Updated: May 8, 2020

Third Year

The Objective of the Third Year is to consolidate and expand on what the students have learned in the previous two years.

An intensive, year-long engagement with Rudolf Steiner’s key pedagogical lecture cycle, The Study of Man, provides the basis for deeper penetration of anthroposophical anthropology.

Third-year students implement the philosophical foundation of the curriculum in the classroom as they take responsibility for building conscious, artistic lessons. They learn to integrate various aspects (movement, music, story, poetry, reading, math, drawing and painting) with the subjects they are teaching, and to structure the flow from one part of a lesson to another, from one lesson to another, from one subject to another. Students also work with the theory and practice of classroom management and group dynamics and, with their own growing capacity for objective self-knowledge, gain insight into working with parents and colleagues.

“The three years I spent in the Bay Area Center for Waldorf Teacher Training led me into a career that I love. Most people gasp when I tell them I teach middle school, but my understanding of the developing human being allows me to observe my students in awe of their emerging capabilities and to enjoy the metamorphosis of puberty. Through my training experience, I also gained the benefit of learning to see people, both children and adults, for who they truly are and to appreciate individuality.”

-Katherine Arconati, Middle School Math Teacher, Marin Waldorf School

During the fall of the third year, each student again participates in a practicum. Support for practicum preparation is again part of the weekend classes. During this third year practicum, students are expected to take on classroom responsibilities as requested by the supervising teacher and teach as many full main lessons as possible. Supervising teachers provide formal, written evaluations of the students whose practicums they supervise.

The Third Year Project, integral to the year’s course, is a mentored, independent research project on some aspect of the curriculum, presented at the end of the year to the teacher training community and reviewed by the class and their teachers.

Third Year topics include but are not limited to:

Pedagogical stories, verse-writing, math and science (grades track), puppetry (kindergarten track), the principles of Waldorf education applied to high school subjects (high school track), the four temperaments, storytelling, block rotations, design and review of lessons, the main lesson book, class plays, birthdays and festivals, narrative reports (Waldorf report cards), parent evenings, healthy habits for the teacher inside and outside the classroom, and inner work of the teacher.
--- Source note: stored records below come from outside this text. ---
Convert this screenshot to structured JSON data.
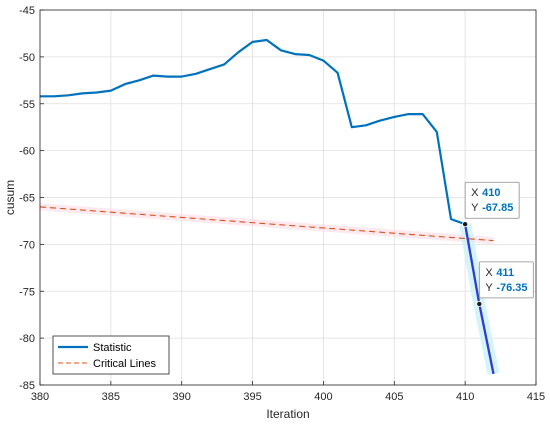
{
  "chart_data": {
    "type": "line",
    "xlabel": "Iteration",
    "ylabel": "cusum",
    "xlim": [
      380,
      415
    ],
    "ylim": [
      -85,
      -45
    ],
    "xticks": [
      "380",
      "385",
      "390",
      "395",
      "400",
      "405",
      "410",
      "415"
    ],
    "yticks": [
      "-45",
      "-50",
      "-55",
      "-60",
      "-65",
      "-70",
      "-75",
      "-80",
      "-85"
    ],
    "grid": true,
    "legend_position": "bottom-left",
    "series": [
      {
        "name": "Statistic",
        "color": "#0072BD",
        "style": "solid",
        "x": [
          380,
          381,
          382,
          383,
          384,
          385,
          386,
          387,
          388,
          389,
          390,
          391,
          392,
          393,
          394,
          395,
          396,
          397,
          398,
          399,
          400,
          401,
          402,
          403,
          404,
          405,
          406,
          407,
          408,
          409,
          410,
          411,
          412
        ],
        "values": [
          -54.2,
          -54.2,
          -54.1,
          -53.9,
          -53.8,
          -53.6,
          -52.9,
          -52.5,
          -52.0,
          -52.1,
          -52.1,
          -51.8,
          -51.3,
          -50.8,
          -49.5,
          -48.4,
          -48.2,
          -49.3,
          -49.7,
          -49.8,
          -50.4,
          -51.7,
          -57.5,
          -57.3,
          -56.8,
          -56.4,
          -56.1,
          -56.1,
          -58.0,
          -67.3,
          -67.85,
          -76.35,
          -83.8
        ]
      },
      {
        "name": "Critical Lines",
        "color": "#D95319",
        "style": "dashed",
        "x": [
          380,
          412
        ],
        "values": [
          -66.0,
          -69.6
        ]
      }
    ],
    "highlight": {
      "x": [
        410,
        411,
        412
      ],
      "values": [
        -67.85,
        -76.35,
        -83.8
      ],
      "color": "#3a3ad0"
    },
    "datatips": [
      {
        "x_label": "X",
        "x_value": "410",
        "y_label": "Y",
        "y_value": "-67.85",
        "x": 410,
        "y": -67.85,
        "anchor": "above"
      },
      {
        "x_label": "X",
        "x_value": "411",
        "y_label": "Y",
        "y_value": "-76.35",
        "x": 411,
        "y": -76.35,
        "anchor": "above"
      }
    ]
  }
}
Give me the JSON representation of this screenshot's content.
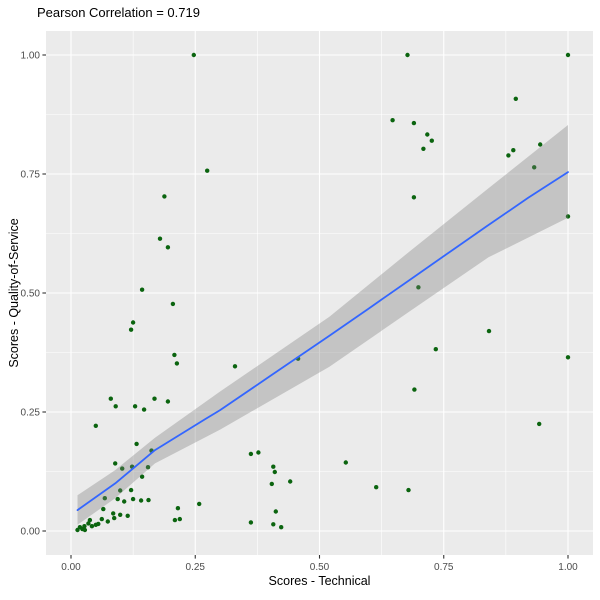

Rudolf Steiner lectures used: Study of Man, Practical Advice to Teachers, Discussions with Teachers, Waldorf Education for Adolescents or Essentials of Education

The Arts

Each weekend includes either choir or recorder, and one of the following: eurythmy, speech, writing verses for children, painting with children, blackboard drawing, forming a morning circle, concentration exercises.

Summer session:

Summer Session Art Classes

These include: choir, eurythmy, sculpture and its use in the classroom, and instrumental and choral music and their use in the classroom.